Bersani hatte am Samstag noch einmal eine Annäherung an Grillo gewagt. Jedoch ohne Erfolg. Grillo schließt weiter jedes Zusammengehen mit einem der Bündnisse aus – trotz Widerständen in Teilen der eigenen Partei. „Ich gebe den alten Parteien noch sechs Monate – und dann ist hier Schluss“, sagte er apokalyptisch dem Nachrichtenmagazin „Focus“. Italien werde schon bald weder Renten noch öffentliche Gehälter weitertragen können. Der Komiker traut dem Reformwillen der herkömmlichen Parteien nicht über den Weg. „Sie bluffen nur, um Zeit zu gewinnen.“ Der Komiker kündigte erneut an, ein Referendum über Italiens Verbleib in der Eurozone machen zu wollen – im Internet natürlich.

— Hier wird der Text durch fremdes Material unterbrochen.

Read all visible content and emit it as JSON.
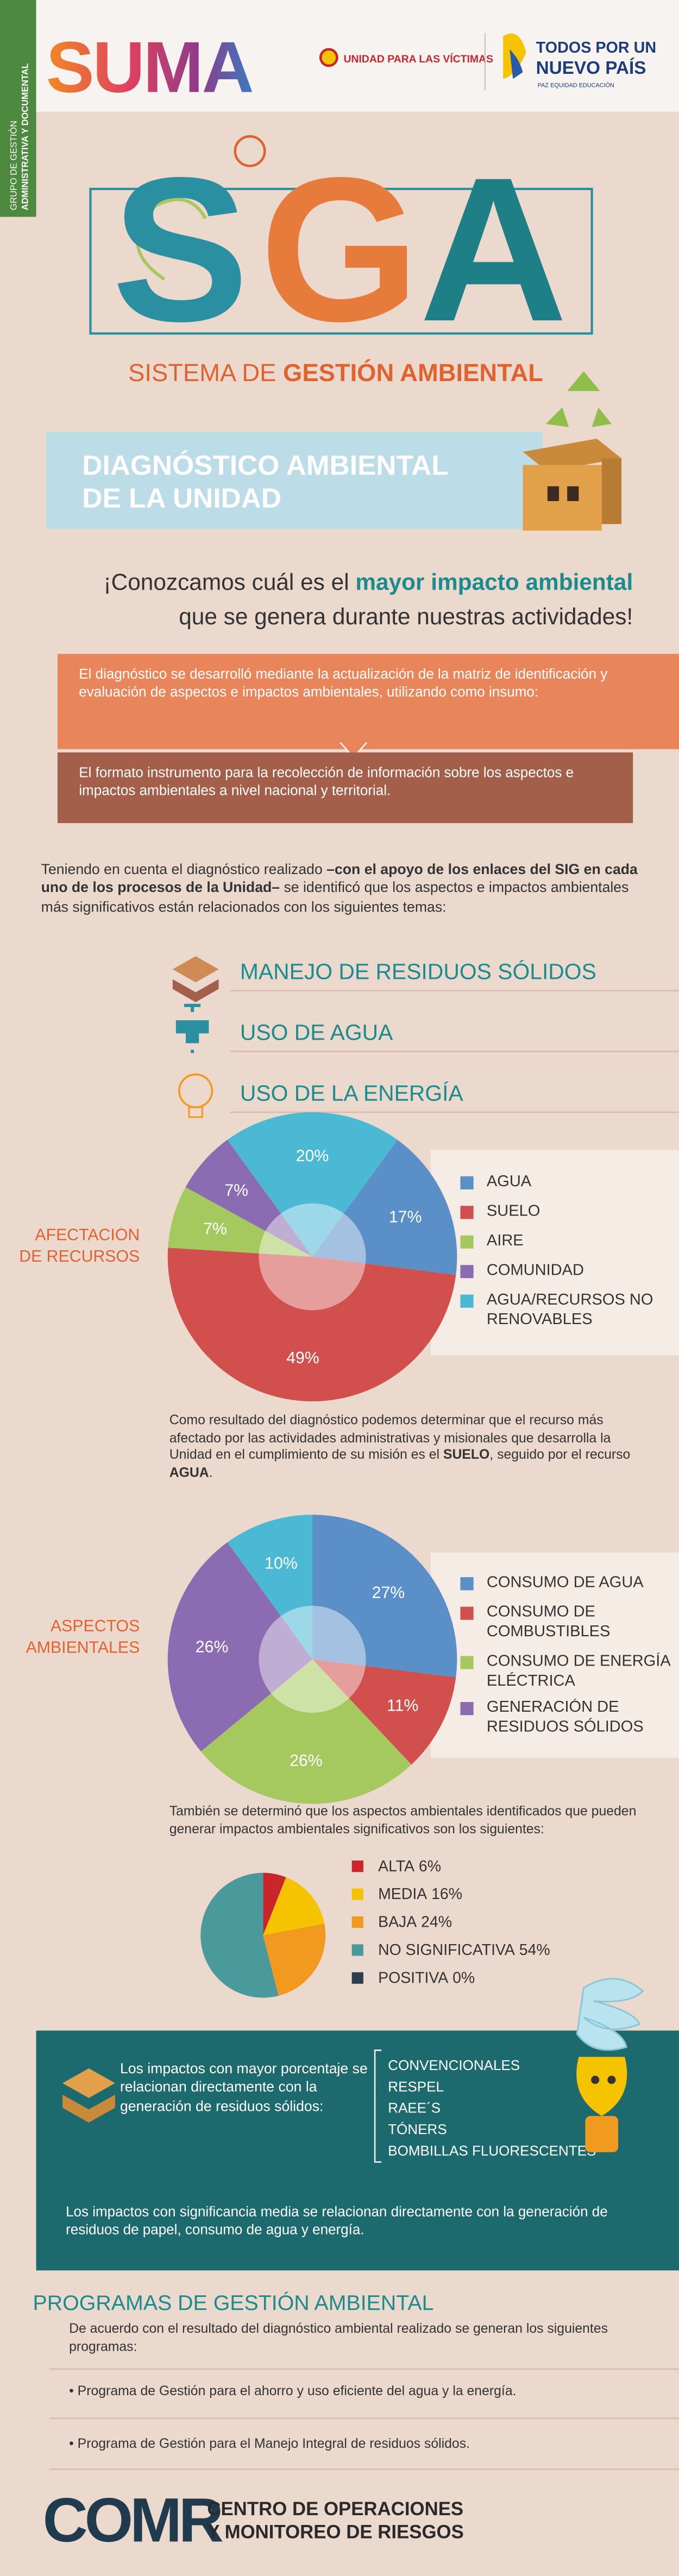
{
  "sidebar": [
    "GRUPO DE GESTIÓN",
    "ADMINISTRATIVA Y DOCUMENTAL"
  ],
  "header": {
    "logo": "SUMA",
    "victims": "UNIDAD PARA LAS VÍCTIMAS",
    "gov": [
      "TODOS POR UN",
      "NUEVO PAÍS"
    ],
    "gov_motto": "PAZ  EQUIDAD  EDUCACIÓN"
  },
  "sga": {
    "letters": [
      "S",
      "G",
      "A"
    ],
    "subtitle": [
      "SISTEMA DE ",
      "GESTIÓN AMBIENTAL"
    ]
  },
  "banner": [
    "DIAGNÓSTICO AMBIENTAL",
    "DE LA UNIDAD"
  ],
  "intro": [
    "¡Conozcamos cuál es el ",
    "mayor impacto ambiental",
    "que se genera durante nuestras actividades!"
  ],
  "method": {
    "text": "El diagnóstico se desarrolló mediante la actualización de la matriz de identificación y evaluación de aspectos e impactos ambientales, utilizando como insumo:",
    "tool": "El formato instrumento para la recolección de información sobre los aspectos e impactos ambientales a nivel nacional y territorial."
  },
  "findings": [
    "Teniendo en cuenta el diagnóstico realizado ",
    "–con el apoyo de los enlaces del SIG en cada uno de los procesos de la Unidad–",
    " se identificó que los aspectos e impactos ambientales más significativos están relacionados con los siguientes temas:"
  ],
  "topics": [
    "MANEJO DE RESIDUOS SÓLIDOS",
    "USO DE AGUA",
    "USO DE LA ENERGÍA"
  ],
  "chart_data": [
    {
      "type": "pie",
      "title": "AFECTACIÓN DE RECURSOS",
      "categories": [
        "AGUA",
        "SUELO",
        "AIRE",
        "COMUNIDAD",
        "AGUA/RECURSOS NO RENOVABLES"
      ],
      "values": [
        17,
        49,
        7,
        7,
        20
      ],
      "value_labels": [
        "17%",
        "49%",
        "7%",
        "7%",
        "20%"
      ],
      "colors": [
        "#5b8fc8",
        "#d14f4d",
        "#a6c95f",
        "#8b6bb1",
        "#4bb8d4"
      ]
    },
    {
      "type": "pie",
      "title": "ASPECTOS AMBIENTALES",
      "categories": [
        "CONSUMO DE AGUA",
        "CONSUMO DE COMBUSTIBLES",
        "CONSUMO DE ENERGÍA ELÉCTRICA",
        "GENERACIÓN DE RESIDUOS SÓLIDOS",
        null
      ],
      "values": [
        27,
        11,
        26,
        26,
        10
      ],
      "value_labels": [
        "27%",
        "11%",
        "26%",
        "26%",
        "10%"
      ],
      "colors": [
        "#5b8fc8",
        "#d14f4d",
        "#a6c95f",
        "#8b6bb1",
        "#4bb8d4"
      ]
    },
    {
      "type": "pie",
      "categories": [
        "ALTA",
        "MEDIA",
        "BAJA",
        "NO SIGNIFICATIVA",
        "POSITIVA"
      ],
      "values": [
        6,
        16,
        24,
        54,
        0
      ],
      "value_labels": [
        "6%",
        "16%",
        "24%",
        "54%",
        "0%"
      ],
      "colors": [
        "#c8262c",
        "#f5c300",
        "#f19a1f",
        "#4a9a9c",
        "#2d3d4e"
      ]
    }
  ],
  "resources_note": [
    "Como resultado del diagnóstico podemos determinar que el recurso más afectado por las actividades administrativas y misionales que desarrolla la Unidad en el cumplimiento de su misión es el ",
    "SUELO",
    ", seguido por el recurso ",
    "AGUA",
    "."
  ],
  "impacts_note": "También se determinó que los aspectos ambientales identificados que pueden generar impactos ambientales significativos son los siguientes:",
  "waste": {
    "text": "Los impactos con mayor porcentaje se relacionan directamente con la generación de residuos sólidos:",
    "types": [
      "CONVENCIONALES",
      "RESPEL",
      "RAEE´S",
      "TÓNERS",
      "BOMBILLAS FLUORESCENTES"
    ],
    "medium": "Los impactos con significancia media se relacionan directamente con la generación de residuos de papel, consumo de agua y energía."
  },
  "programs": {
    "title": "PROGRAMAS DE GESTIÓN AMBIENTAL",
    "text": "De acuerdo con el resultado del diagnóstico ambiental realizado se generan los siguientes programas:",
    "items": [
      "• Programa de Gestión para el ahorro y uso eficiente del agua y la energía.",
      "• Programa de Gestión para el Manejo Integral de residuos sólidos."
    ]
  },
  "footer": {
    "logo": "COMR",
    "name": [
      "CENTRO DE OPERACIONES",
      "Y MONITOREO DE RIESGOS"
    ]
  }
}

Bersanis Koalitionspartner Nichi Vendola, Chef der linken Ökologiepartei SEL, forderte Grillo am Sonntag erneut heraus. Bersani solle sich an der Spitze einer hochkarätigen Regierungsmannschaft präsentieren mit einem gewagten Reformprogramm: „10 Programmpunkte für die ersten 100 Tage – vom Antikorruptionsgesetz bis zu sozialen Ausgleichszahlungen.“

Im Zwist um die flapsige Bemerkung des SPD-Kanzlerkandidaten Peer Steinbrück, er sei entsetzt, dass in Italien „zwei Clowns gewonnen haben“, merkte Grillo an: „Ich bin ein Komiker, aber kein Clown.“ Eine Entschuldigung erwarte er von Steinbrück jedoch nicht. „Die interessiert mich gar nicht.“ Steinbrück hatte erklärt, einer der Clowns sei der Komiker Grillo. Der andere, fügte Steinbrück in Anspielung auf den ehemaligen italienischen Ministerpräsidenten Silvio Berlusconi hinzu, sei „definitiv ein Clown mit einem gewissen Testosteron-Schub“.

Staatschef Napolitano wollte nach dem 15. März mit den Regierungskonsultationen beginnen. Das Parlament kommt Mitte März zur konstituierenden Sitzung zusammen.